I wrap this into a function and run it for every url using plyr::llply(). I like to use llply because it has a progress bar functionality that I find useful when scraping. I set axis to 2, which means that I take the maximum value over the rows (longitude). In the end, obtain a data frame with 1250 values for every cell (6250 meter cell size, 5 measurements per meter). Since there are multiple cells within a row, I have to group this data frame by latitude and take the maximum over each group to get to the plottable result.
Plotting is now an easy task using ggplot.

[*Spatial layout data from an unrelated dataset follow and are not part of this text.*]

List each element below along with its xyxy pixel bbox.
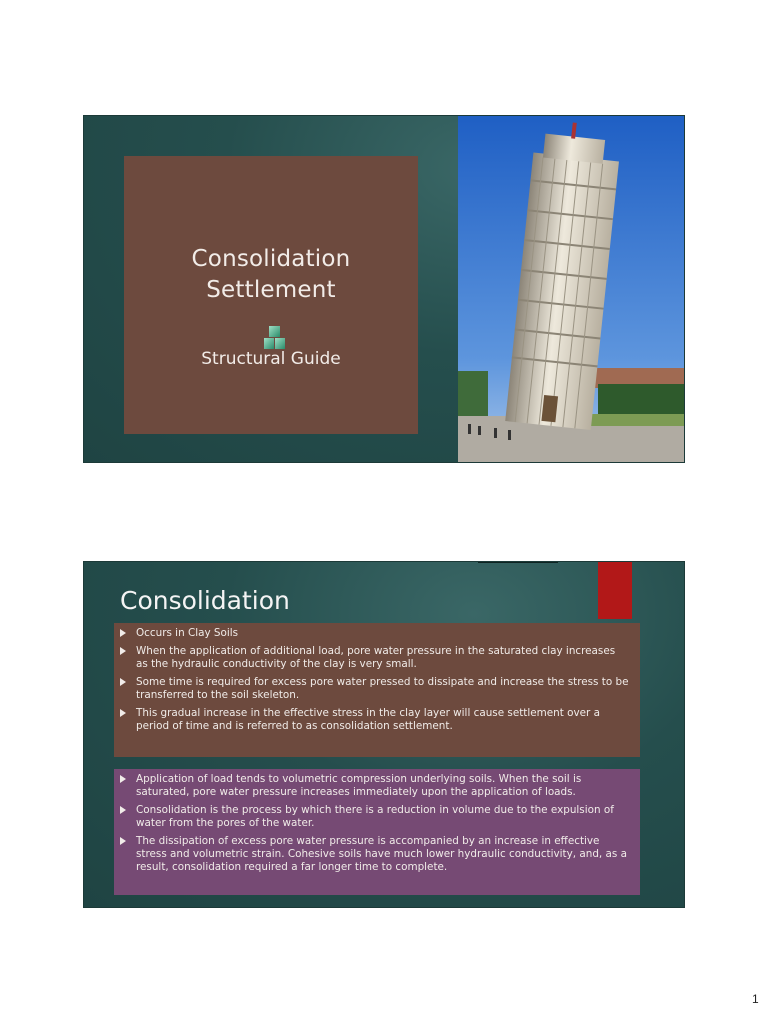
slide-top-line bbox=[478, 562, 558, 563]
list-item: When the application of additional load, pore water pressure in the saturated clay increases as the hydraulic conductivity of the clay is very small. bbox=[120, 645, 630, 671]
title-slide bbox=[83, 115, 685, 463]
slide-subtitle: Structural Guide bbox=[201, 349, 341, 369]
title-line-2: Settlement bbox=[206, 277, 336, 303]
slide-title: Consolidation bbox=[120, 586, 290, 615]
list-item: Occurs in Clay Soils bbox=[120, 627, 630, 640]
content-slide bbox=[83, 561, 685, 908]
bullet-arrow-icon bbox=[120, 806, 126, 814]
list-item: The dissipation of excess pore water pressure is accompanied by an increase in effective stress and volumetric strain. Cohesive soils have much lower hydraulic conductivity, and, as a result, consolidation required a far longer time to complete. bbox=[120, 835, 630, 874]
bullet-arrow-icon bbox=[120, 837, 126, 845]
bullet-box-process bbox=[114, 769, 640, 895]
list-item: Consolidation is the process by which there is a reduction in volume due to the expulsion of water from the pores of the water. bbox=[120, 804, 630, 830]
bullet-arrow-icon bbox=[120, 647, 126, 655]
bullet-arrow-icon bbox=[120, 709, 126, 717]
page-number: 1 bbox=[752, 992, 759, 1006]
title-line-1: Consolidation bbox=[191, 246, 351, 272]
bullet-arrow-icon bbox=[120, 775, 126, 783]
stacked-squares-icon bbox=[264, 326, 286, 350]
bullet-box-clay bbox=[114, 623, 640, 757]
bullet-arrow-icon bbox=[120, 629, 126, 637]
title-panel bbox=[124, 156, 418, 434]
leaning-tower-photo bbox=[458, 116, 684, 462]
list-item: This gradual increase in the effective stress in the clay layer will cause settlement over a period of time and is referred to as consolidation settlement. bbox=[120, 707, 630, 733]
red-accent-bar bbox=[598, 562, 632, 619]
list-item: Some time is required for excess pore water pressed to dissipate and increase the stress to be transferred to the soil skeleton. bbox=[120, 676, 630, 702]
bullet-arrow-icon bbox=[120, 678, 126, 686]
slide-title bbox=[124, 244, 418, 306]
list-item: Application of load tends to volumetric compression underlying soils. When the soil is saturated, pore water pressure increases immediately upon the application of loads. bbox=[120, 773, 630, 799]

ggplot(df, aes(x = x, y = elevation)) +
  geom_line() +
  theme_void()

Sideview of the Netherlands

This plot displays the country as if we were standing in Germany and looking at the Netherlands without the ability to see perspective. There are some weird values here and there, but overall it looks like can be expected. It is too rough to use as a logo; we should apply some smoothing to make it prettier.
Smoothing can be done in ggplot by simply replacing geom_line with geom_smooth. Under the hood, this is using using cubic regression splines to smooth the values. This yields a pretty picture better suited for using as a logo.

ggplot(df, aes(x = x, y = elevation)) +
  geom_smooth(se = FALSE) +
  theme_void()

Sideview of the Netherlands when squinting

Conclusion

That’s it! Once you have an idea, creating your own logo can be a couple of lines of code away.
The complete R code used can be viewed on my Github.